Better Autism Screening for Latino Children

Georgetown autism specialists working with Latino families in Washington, D.C., have developed an effective screening program that identifies Latino infants who may be at risk for autism spectrum disorder (ASD), allowing the opportunity for early intervention.

Pediatricians recommend that all children be screened for autism by age two. In the year before the study, few were screened for autism risk—less than 10 percent of Latino 18-30-month-olds received screening—and none were identified to be at risk for ASD. After incorporating the new screening model, more than 90 percent of the infants were screened during wellchild doctor visits. Four percent were identified to be at possible risk and referred for more specific ASD testing.

“This rate mirrors the rate of positive screens found in studies of U.S. Englishlanguage toddlers,” says the study’s senior investigator, Bruno Anthony, PhD, former deputy director for the Georgetown University Center for Child and Human Development, and professor of pediatrics and psychiatry. “It appears that our approach is effectively picking up children who might benefit from early intervention that can improve outcomes such as cognition, peer interactions, language development, and strategies to enhance families’ coping abilities,” explains Anthony.

The years-long, federally funded effort took a deep dive into Latino cultural norms in order to develop an ethnically sensitive screening methodology. The typical screening tool used in the U.S. to diagnose ASD risk is the M-CHAT (the Modified Checklist for Autism in Toddlers), a questionnaire for parents regarding their child’s behavior.

But the M-CHAT, even when translated into Spanish, is not often used with Latino parents, says Anthony.

“Our prework for this study found that the parents often did not understand the questions,” he says, noting that the questions can be ambiguous from a cultural perspective.

Anthony and his group adapted the M-CHAT by providing explanations of some questions, and adding oral administration by bilingual, bicultural family navigators who themselves had experience raising children diagnosed with developmental disorders. Over time, health care workers gradually took over the screening process from the family navigators.
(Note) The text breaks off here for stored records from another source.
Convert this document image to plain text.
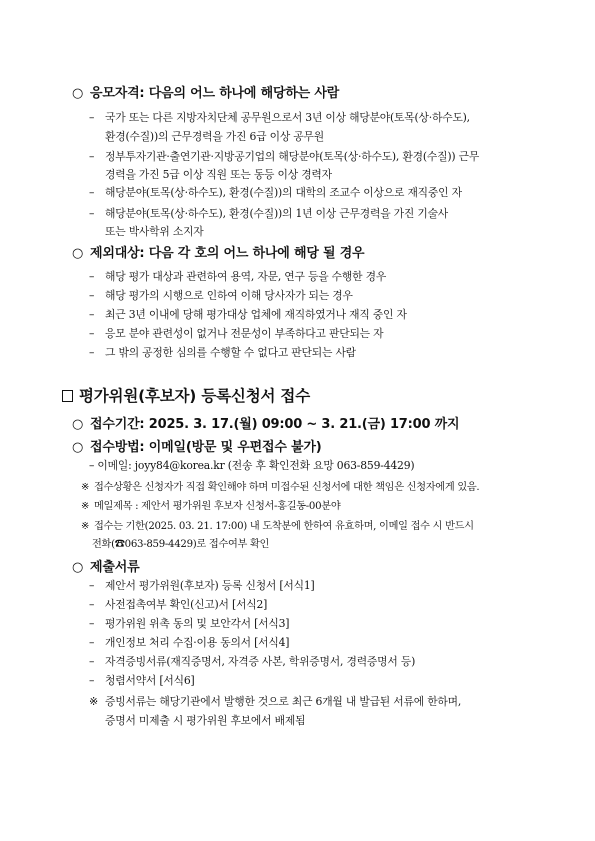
○ 응모자격: 다음의 어느 하나에 해당하는 사람
– 국가 또는 다른 지방자치단체 공무원으로서 3년 이상 해당분야(토목(상·하수도),
환경(수질))의 근무경력을 가진 6급 이상 공무원
– 정부투자기관·출연기관·지방공기업의 해당분야(토목(상·하수도), 환경(수질)) 근무
경력을 가진 5급 이상 직원 또는 동등 이상 경력자
– 해당분야(토목(상·하수도), 환경(수질))의 대학의 조교수 이상으로 재직중인 자
– 해당분야(토목(상·하수도), 환경(수질))의 1년 이상 근무경력을 가진 기술사
또는 박사학위 소지자
○ 제외대상: 다음 각 호의 어느 하나에 해당 될 경우
– 해당 평가 대상과 관련하여 용역, 자문, 연구 등을 수행한 경우
– 해당 평가의 시행으로 인하여 이해 당사자가 되는 경우
– 최근 3년 이내에 당해 평가대상 업체에 재직하였거나 재직 중인 자
– 응모 분야 관련성이 없거나 전문성이 부족하다고 판단되는 자
– 그 밖의 공정한 심의를 수행할 수 없다고 판단되는 사람
평가위원(후보자) 등록신청서 접수
○ 접수기간: 2025. 3. 17.(월) 09:00 ~ 3. 21.(금) 17:00 까지
○ 접수방법: 이메일(방문 및 우편접수 불가)
– 이메일: joyy84@korea.kr (전송 후 확인전화 요망 063-859-4429)
※ 접수상황은 신청자가 직접 확인해야 하며 미접수된 신청서에 대한 책임은 신청자에게 있음.
※ 메일제목 : 제안서 평가위원 후보자 신청서-홍길동-00분야
※ 접수는 기한(2025. 03. 21. 17:00) 내 도착분에 한하여 유효하며, 이메일 접수 시 반드시
전화(☎063-859-4429)로 접수여부 확인
○ 제출서류
– 제안서 평가위원(후보자) 등록 신청서 [서식1]
– 사전접촉여부 확인(신고)서 [서식2]
– 평가위원 위촉 동의 및 보안각서 [서식3]
– 개인정보 처리 수집·이용 동의서 [서식4]
– 자격증빙서류(재직증명서, 자격증 사본, 학위증명서, 경력증명서 등)
– 청렴서약서 [서식6]
※ 증빙서류는 해당기관에서 발행한 것으로 최근 6개월 내 발급된 서류에 한하며,
증명서 미제출 시 평가위원 후보에서 배제됨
“We found that Latino parents were often not comfortable talking about their child’s possible behavioral issues and developmental delays,” notes Anthony. “We had to work hard to give them the sense that these conversations are appropriate and safe in a medical setting.”

“The findings show that universal screening for ASDs and developmental delays in primary care can be effective if the program is responsive to community and provider needs that inform outreach, family engagement, training, and clinical procedures,” he adds.